Beginning around 5500-6000 years ago, lake levels began to rise in the interior, and peat bog development began along the coast. Coastal upland forests became characterized by western hemlock and western redcedar, with declining abundances of Douglas-fir. Several climatically-mediated factors appear to be involved in this shift, including decreasing fire frequency and rising soil water tables after 6000 years ago.
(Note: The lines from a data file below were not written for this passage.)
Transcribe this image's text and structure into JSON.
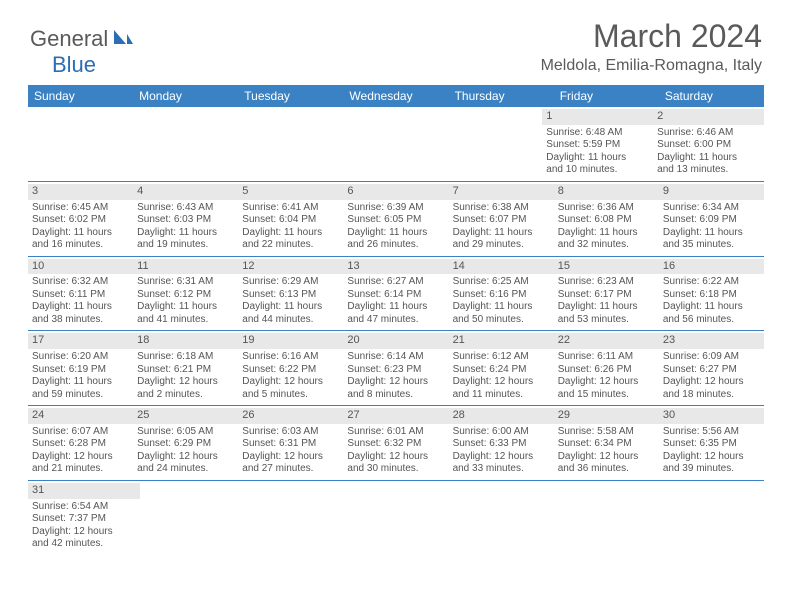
{
  "logo": {
    "part1": "General",
    "part2": "Blue"
  },
  "title": "March 2024",
  "location": "Meldola, Emilia-Romagna, Italy",
  "colors": {
    "header_bar": "#3b82c4",
    "day_num_bg": "#e8e8e8",
    "text": "#555555",
    "logo_blue": "#2a6fb5"
  },
  "dow": [
    "Sunday",
    "Monday",
    "Tuesday",
    "Wednesday",
    "Thursday",
    "Friday",
    "Saturday"
  ],
  "weeks": [
    [
      null,
      null,
      null,
      null,
      null,
      {
        "num": "1",
        "sunrise": "Sunrise: 6:48 AM",
        "sunset": "Sunset: 5:59 PM",
        "day1": "Daylight: 11 hours",
        "day2": "and 10 minutes."
      },
      {
        "num": "2",
        "sunrise": "Sunrise: 6:46 AM",
        "sunset": "Sunset: 6:00 PM",
        "day1": "Daylight: 11 hours",
        "day2": "and 13 minutes."
      }
    ],
    [
      {
        "num": "3",
        "sunrise": "Sunrise: 6:45 AM",
        "sunset": "Sunset: 6:02 PM",
        "day1": "Daylight: 11 hours",
        "day2": "and 16 minutes."
      },
      {
        "num": "4",
        "sunrise": "Sunrise: 6:43 AM",
        "sunset": "Sunset: 6:03 PM",
        "day1": "Daylight: 11 hours",
        "day2": "and 19 minutes."
      },
      {
        "num": "5",
        "sunrise": "Sunrise: 6:41 AM",
        "sunset": "Sunset: 6:04 PM",
        "day1": "Daylight: 11 hours",
        "day2": "and 22 minutes."
      },
      {
        "num": "6",
        "sunrise": "Sunrise: 6:39 AM",
        "sunset": "Sunset: 6:05 PM",
        "day1": "Daylight: 11 hours",
        "day2": "and 26 minutes."
      },
      {
        "num": "7",
        "sunrise": "Sunrise: 6:38 AM",
        "sunset": "Sunset: 6:07 PM",
        "day1": "Daylight: 11 hours",
        "day2": "and 29 minutes."
      },
      {
        "num": "8",
        "sunrise": "Sunrise: 6:36 AM",
        "sunset": "Sunset: 6:08 PM",
        "day1": "Daylight: 11 hours",
        "day2": "and 32 minutes."
      },
      {
        "num": "9",
        "sunrise": "Sunrise: 6:34 AM",
        "sunset": "Sunset: 6:09 PM",
        "day1": "Daylight: 11 hours",
        "day2": "and 35 minutes."
      }
    ],
    [
      {
        "num": "10",
        "sunrise": "Sunrise: 6:32 AM",
        "sunset": "Sunset: 6:11 PM",
        "day1": "Daylight: 11 hours",
        "day2": "and 38 minutes."
      },
      {
        "num": "11",
        "sunrise": "Sunrise: 6:31 AM",
        "sunset": "Sunset: 6:12 PM",
        "day1": "Daylight: 11 hours",
        "day2": "and 41 minutes."
      },
      {
        "num": "12",
        "sunrise": "Sunrise: 6:29 AM",
        "sunset": "Sunset: 6:13 PM",
        "day1": "Daylight: 11 hours",
        "day2": "and 44 minutes."
      },
      {
        "num": "13",
        "sunrise": "Sunrise: 6:27 AM",
        "sunset": "Sunset: 6:14 PM",
        "day1": "Daylight: 11 hours",
        "day2": "and 47 minutes."
      },
      {
        "num": "14",
        "sunrise": "Sunrise: 6:25 AM",
        "sunset": "Sunset: 6:16 PM",
        "day1": "Daylight: 11 hours",
        "day2": "and 50 minutes."
      },
      {
        "num": "15",
        "sunrise": "Sunrise: 6:23 AM",
        "sunset": "Sunset: 6:17 PM",
        "day1": "Daylight: 11 hours",
        "day2": "and 53 minutes."
      },
      {
        "num": "16",
        "sunrise": "Sunrise: 6:22 AM",
        "sunset": "Sunset: 6:18 PM",
        "day1": "Daylight: 11 hours",
        "day2": "and 56 minutes."
      }
    ],
    [
      {
        "num": "17",
        "sunrise": "Sunrise: 6:20 AM",
        "sunset": "Sunset: 6:19 PM",
        "day1": "Daylight: 11 hours",
        "day2": "and 59 minutes."
      },
      {
        "num": "18",
        "sunrise": "Sunrise: 6:18 AM",
        "sunset": "Sunset: 6:21 PM",
        "day1": "Daylight: 12 hours",
        "day2": "and 2 minutes."
      },
      {
        "num": "19",
        "sunrise": "Sunrise: 6:16 AM",
        "sunset": "Sunset: 6:22 PM",
        "day1": "Daylight: 12 hours",
        "day2": "and 5 minutes."
      },
      {
        "num": "20",
        "sunrise": "Sunrise: 6:14 AM",
        "sunset": "Sunset: 6:23 PM",
        "day1": "Daylight: 12 hours",
        "day2": "and 8 minutes."
      },
      {
        "num": "21",
        "sunrise": "Sunrise: 6:12 AM",
        "sunset": "Sunset: 6:24 PM",
        "day1": "Daylight: 12 hours",
        "day2": "and 11 minutes."
      },
      {
        "num": "22",
        "sunrise": "Sunrise: 6:11 AM",
        "sunset": "Sunset: 6:26 PM",
        "day1": "Daylight: 12 hours",
        "day2": "and 15 minutes."
      },
      {
        "num": "23",
        "sunrise": "Sunrise: 6:09 AM",
        "sunset": "Sunset: 6:27 PM",
        "day1": "Daylight: 12 hours",
        "day2": "and 18 minutes."
      }
    ],
    [
      {
        "num": "24",
        "sunrise": "Sunrise: 6:07 AM",
        "sunset": "Sunset: 6:28 PM",
        "day1": "Daylight: 12 hours",
        "day2": "and 21 minutes."
      },
      {
        "num": "25",
        "sunrise": "Sunrise: 6:05 AM",
        "sunset": "Sunset: 6:29 PM",
        "day1": "Daylight: 12 hours",
        "day2": "and 24 minutes."
      },
      {
        "num": "26",
        "sunrise": "Sunrise: 6:03 AM",
        "sunset": "Sunset: 6:31 PM",
        "day1": "Daylight: 12 hours",
        "day2": "and 27 minutes."
      },
      {
        "num": "27",
        "sunrise": "Sunrise: 6:01 AM",
        "sunset": "Sunset: 6:32 PM",
        "day1": "Daylight: 12 hours",
        "day2": "and 30 minutes."
      },
      {
        "num": "28",
        "sunrise": "Sunrise: 6:00 AM",
        "sunset": "Sunset: 6:33 PM",
        "day1": "Daylight: 12 hours",
        "day2": "and 33 minutes."
      },
      {
        "num": "29",
        "sunrise": "Sunrise: 5:58 AM",
        "sunset": "Sunset: 6:34 PM",
        "day1": "Daylight: 12 hours",
        "day2": "and 36 minutes."
      },
      {
        "num": "30",
        "sunrise": "Sunrise: 5:56 AM",
        "sunset": "Sunset: 6:35 PM",
        "day1": "Daylight: 12 hours",
        "day2": "and 39 minutes."
      }
    ],
    [
      {
        "num": "31",
        "sunrise": "Sunrise: 6:54 AM",
        "sunset": "Sunset: 7:37 PM",
        "day1": "Daylight: 12 hours",
        "day2": "and 42 minutes."
      },
      null,
      null,
      null,
      null,
      null,
      null
    ]
  ]
}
On the Queen Charlotte Islands, a recent study confirms progressive paludification, increased peat accumulations, and spread of blanket bogs after 5000 years BP. Macrofossils, pollen, buried tree stumps, and radiocarabon dates tell a consistent story of rising water tables. Small subalpine ponds in the Queen Charlotte Ranges also began to hold water around 7000 years ago. Near Lillooet in the southern interior, water levels rose significantly in a small lake around 5600 and again around 2000 years ago, within the period of Neoglaciation in the Cordillera.
Wetlands are dynamic ecosystems, influenced by many local factors, although long-term variations in type and distribution appear to be significantly affected by marcroclimatic changes. Future climatic warming due to the expected "Greenhouse Effect" can likewise be expected to cause significant changes in our remaining wetlands.